Time to Censorship Resistance (2:10:50)
Censorship resistance is not binary. Instead of talking about consored transactions or not, we'd rather talk about "time to censorship resistance (TCR)".
It matters how long an honest, properly paid transaction takes to get included :
- Short fraud proof periods may expire before a censored transaction confirms.
- The time to confirm impacts economic efficiency - like capital requirements for optimistic rollups during settlement lag.
- It affects risk parameters like overcollateralization factors for stablecoin protocols based on liquidation timelines.
The temporal dimension of censorship resistance has broad implications for usability, innovation, credible neutrality, and economic efficiency.
Difficulty with punishing for censorship (2:12:45)
The goal of Ethereum is to be resilient beyond majority trust - not to just trust that a majority of validators will be honest. In a pseudonymous world, it's not robust to assume a majority of validators will be honest since their identities are unknown.
There are two key aspects in building resilient distributed systems :
- Safety (confirmed transactions should not get reversed)
- Lack of censorship (validators colluding to prevent transactions).
To punish validators that collude to attack protocol Safety, Ethereum uses slashing and this is easily attributable.
However, censorship through collusion is much harder to conclusively identify and attribute. There is no clear way for the protocol to definitively know if collusion and censorship occurred.
Types of censorship
Proposer censorship (2:15:30)
Proposer censorship is easy to solve. Just 5% of honest block proposers can mitigate this by following protocol to include transactions.
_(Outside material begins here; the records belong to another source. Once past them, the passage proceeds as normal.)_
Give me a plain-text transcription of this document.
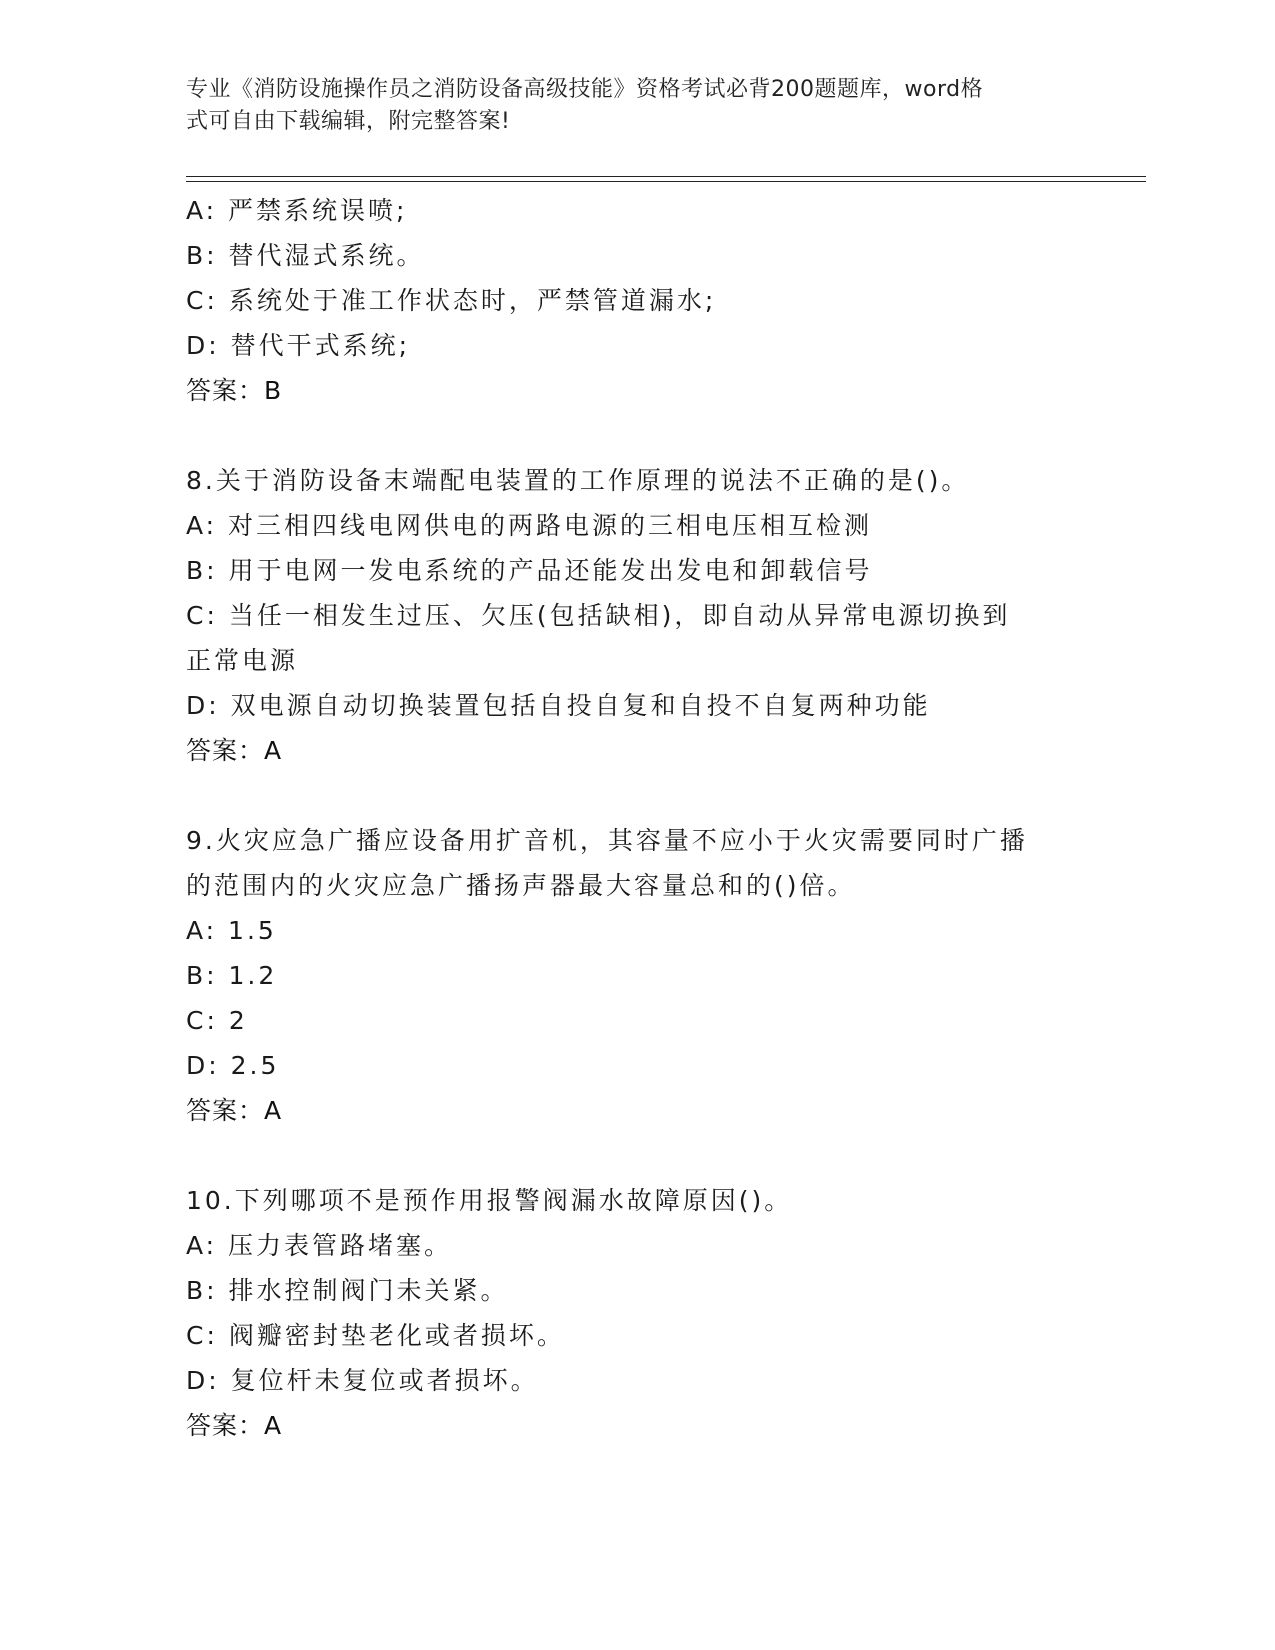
专业《消防设施操作员之消防设备高级技能》资格考试必背200题题库，word格
式可自由下载编辑，附完整答案!
A: 严禁系统误喷;
B: 替代湿式系统。
C: 系统处于准工作状态时，严禁管道漏水;
D: 替代干式系统;
答案：B
8.关于消防设备末端配电装置的工作原理的说法不正确的是()。
A: 对三相四线电网供电的两路电源的三相电压相互检测
B: 用于电网一发电系统的产品还能发出发电和卸载信号
C: 当任一相发生过压、欠压(包括缺相)，即自动从异常电源切换到
正常电源
D: 双电源自动切换装置包括自投自复和自投不自复两种功能
答案：A
9.火灾应急广播应设备用扩音机，其容量不应小于火灾需要同时广播
的范围内的火灾应急广播扬声器最大容量总和的()倍。
A: 1.5
B: 1.2
C: 2
D: 2.5
答案：A
10.下列哪项不是预作用报警阀漏水故障原因()。
A: 压力表管路堵塞。
B: 排水控制阀门未关紧。
C: 阀瓣密封垫老化或者损坏。
D: 复位杆未复位或者损坏。
答案：A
This provides enough censorship resistant throughput, albeit reduced.
Hence the Ethereum community emphasizes solo stakers - even a few honest validators can solve proposer censorship.
Attestor censorship (2:16:45)
Attester censorship is harder to address. If 33% of validators collude and refuse to build on blocks with certain transactions, they can effectively censor those transactions by not allowing that chain to grow.
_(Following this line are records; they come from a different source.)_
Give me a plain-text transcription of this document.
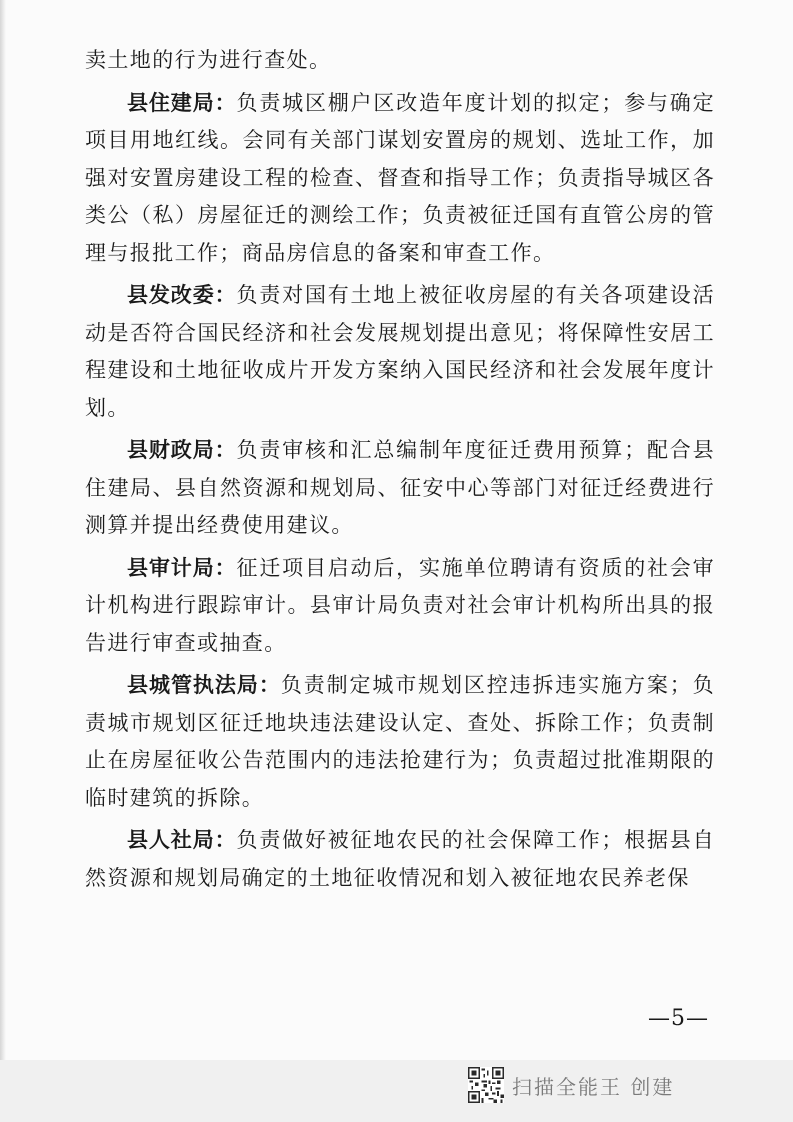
卖土地的行为进行查处。

县住建局：负责城区棚户区改造年度计划的拟定；参与确定项目用地红线。会同有关部门谋划安置房的规划、选址工作，加强对安置房建设工程的检查、督查和指导工作；负责指导城区各类公（私）房屋征迁的测绘工作；负责被征迁国有直管公房的管理与报批工作；商品房信息的备案和审查工作。

县发改委：负责对国有土地上被征收房屋的有关各项建设活动是否符合国民经济和社会发展规划提出意见；将保障性安居工程建设和土地征收成片开发方案纳入国民经济和社会发展年度计划。

县财政局：负责审核和汇总编制年度征迁费用预算；配合县住建局、县自然资源和规划局、征安中心等部门对征迁经费进行测算并提出经费使用建议。

县审计局：征迁项目启动后，实施单位聘请有资质的社会审计机构进行跟踪审计。县审计局负责对社会审计机构所出具的报告进行审查或抽查。

县城管执法局：负责制定城市规划区控违拆违实施方案；负责城市规划区征迁地块违法建设认定、查处、拆除工作；负责制止在房屋征收公告范围内的违法抢建行为；负责超过批准期限的临时建筑的拆除。

县人社局：负责做好被征地农民的社会保障工作；根据县自然资源和规划局确定的土地征收情况和划入被征地农民养老保

—5—
扫描全能王 创建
This is done intentionally for various reasons. There are "uncle" blocks that get created but don't make it to the main chain.
What can we do about this ? (2:18:00)
Ethereum's LMDGhost protocol provides some observability into potential censorship by having a liveness and safety layer.
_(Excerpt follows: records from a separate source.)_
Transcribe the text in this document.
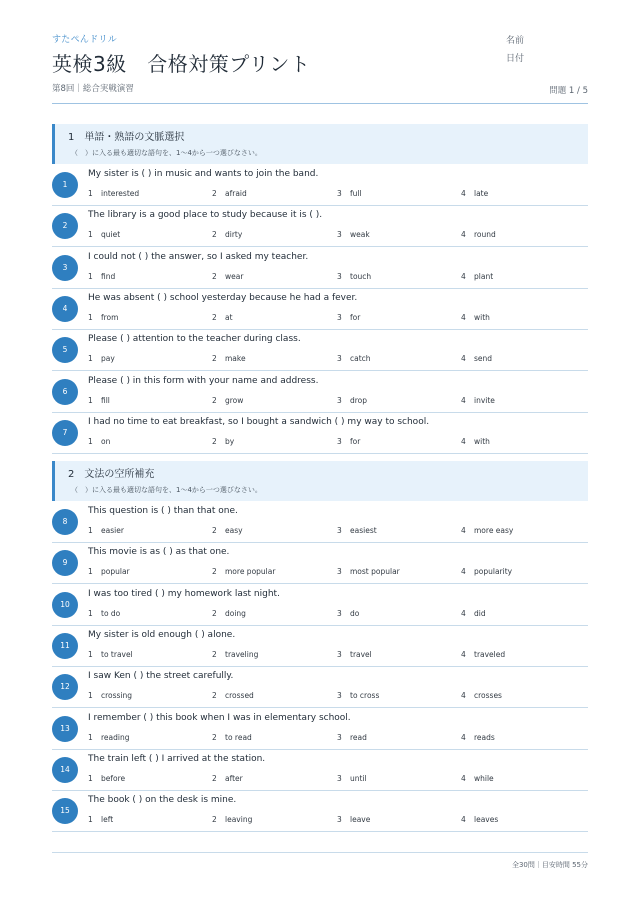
すたぺんドリル
英検3級　合格対策プリント
第8回｜総合実戦演習
名前
日付
問題 1 / 5
1　単語・熟語の文脈選択
（　）に入る最も適切な語句を、1〜4から一つ選びなさい。
1
My sister is ( ) in music and wants to join the band.
1 interested	2 afraid	3 full	4 late
2
The library is a good place to study because it is ( ).
1 quiet	2 dirty	3 weak	4 round
3
I could not ( ) the answer, so I asked my teacher.
1 find	2 wear	3 touch	4 plant
4
He was absent ( ) school yesterday because he had a fever.
1 from	2 at	3 for	4 with
5
Please ( ) attention to the teacher during class.
1 pay	2 make	3 catch	4 send
6
Please ( ) in this form with your name and address.
1 fill	2 grow	3 drop	4 invite
7
I had no time to eat breakfast, so I bought a sandwich ( ) my way to school.
1 on	2 by	3 for	4 with
2　文法の空所補充
（　）に入る最も適切な語句を、1〜4から一つ選びなさい。
8
This question is ( ) than that one.
1 easier	2 easy	3 easiest	4 more easy
9
This movie is as ( ) as that one.
1 popular	2 more popular	3 most popular	4 popularity
10
I was too tired ( ) my homework last night.
1 to do	2 doing	3 do	4 did
11
My sister is old enough ( ) alone.
1 to travel	2 traveling	3 travel	4 traveled
12
I saw Ken ( ) the street carefully.
1 crossing	2 crossed	3 to cross	4 crosses
13
I remember ( ) this book when I was in elementary school.
1 reading	2 to read	3 read	4 reads
14
The train left ( ) I arrived at the station.
1 before	2 after	3 until	4 while
15
The book ( ) on the desk is mine.
1 left	2 leaving	3 leave	4 leaves
全30問｜目安時間 55分
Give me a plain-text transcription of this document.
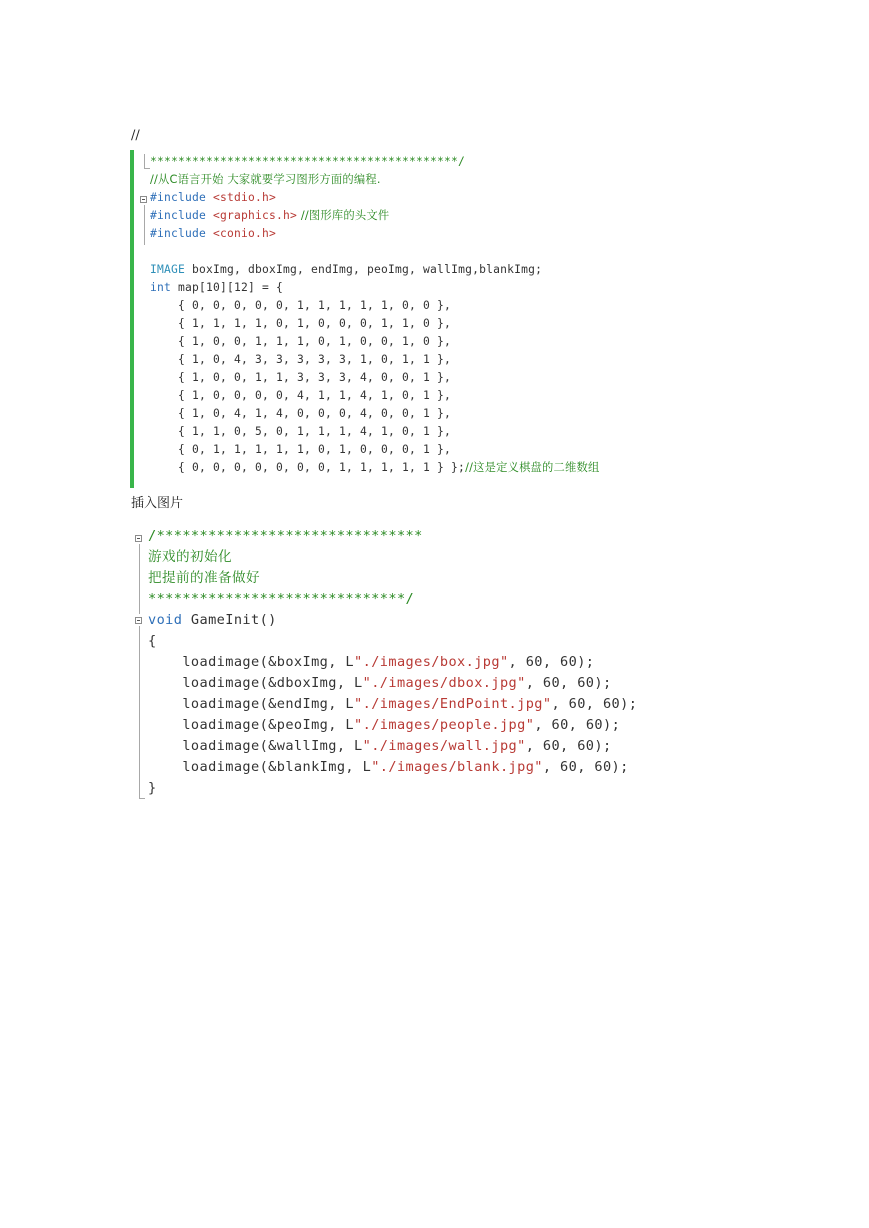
//
********************************************/
//从C语言开始 大家就要学习图形方面的编程.
#include <stdio.h>
#include <graphics.h> //图形库的头文件
#include <conio.h>
IMAGE boxImg, dboxImg, endImg, peoImg, wallImg,blankImg;
int map[10][12] = {
{ 0, 0, 0, 0, 0, 1, 1, 1, 1, 1, 0, 0 },
{ 1, 1, 1, 1, 0, 1, 0, 0, 0, 1, 1, 0 },
{ 1, 0, 0, 1, 1, 1, 0, 1, 0, 0, 1, 0 },
{ 1, 0, 4, 3, 3, 3, 3, 3, 1, 0, 1, 1 },
{ 1, 0, 0, 1, 1, 3, 3, 3, 4, 0, 0, 1 },
{ 1, 0, 0, 0, 0, 4, 1, 1, 4, 1, 0, 1 },
{ 1, 0, 4, 1, 4, 0, 0, 0, 4, 0, 0, 1 },
{ 1, 1, 0, 5, 0, 1, 1, 1, 4, 1, 0, 1 },
{ 0, 1, 1, 1, 1, 1, 0, 1, 0, 0, 0, 1 },
{ 0, 0, 0, 0, 0, 0, 0, 1, 1, 1, 1, 1 } };//这是定义棋盘的二维数组
插入图片
/*******************************
游戏的初始化
把提前的准备做好
******************************/
void GameInit()
{
loadimage(&boxImg, L"./images/box.jpg", 60, 60);
loadimage(&dboxImg, L"./images/dbox.jpg", 60, 60);
loadimage(&endImg, L"./images/EndPoint.jpg", 60, 60);
loadimage(&peoImg, L"./images/people.jpg", 60, 60);
loadimage(&wallImg, L"./images/wall.jpg", 60, 60);
loadimage(&blankImg, L"./images/blank.jpg", 60, 60);
}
You can see a pattern of uncle blocks not getting attested. However, it's unclear whether these are due to intentional censorship or just network latency.
So censorship remains difficult to attribute and address on-chain.
"Revere", a tool to solve attestor censorship
How it works (2:20:00)
A proposed mechanism called "revere" aims to address attester censorship in Ethereum.
It involves a transaction inclusion rule : when proposing a block, validators must include recent valid transactions from uncle/unattested blocks that haven't already been included.
By observing if those transactions do get included eventually, nodes can infer whether censorship occurred or if an uncle block was just due to network latency :
- If transaction eventually included, likely just latency
- If transaction never included subsequently, indicates intentional tester censorship
This inclusion rule enforces a social consensus that enables detecting censorship by observing blockchain structure.
Light clients enhance observability (2:22:30)
To propagate this information, enhance light clients to sample unattested/uncle blocks in addition to main chain blocks.
This allows most nodes to observe block proposing patterns and identify potential censorship, even without transaction data.
Once light nodes testify censorship is happening, strong social consensus enables slashing validators for attester censorship.
So light clients can help monitor the commons and ensure validators follow expected behavior, in addition to just verifying validity for themselves.
Back to TCR (2:25:00)
If a transaction gets censored beyond a certain time threshold, the validators/attesters responsible should face slashing penalties.
Along with an assumption that some fraction of block proposers are honest, this approach allows providing economic guarantees on censorship resistance. If censorship persists beyond a point, observable patterns make it possible to coordinate multilateral slashing of a majority of colluding validators.
This aligns with Ethereum's roadmap wherein block building may get centralized but block proposing can remain decentralized. Even if most proposers centralize, having highly decentralized light clients acting as watchdogs ensures bad actors and censorship attempts can be penalized via slashing.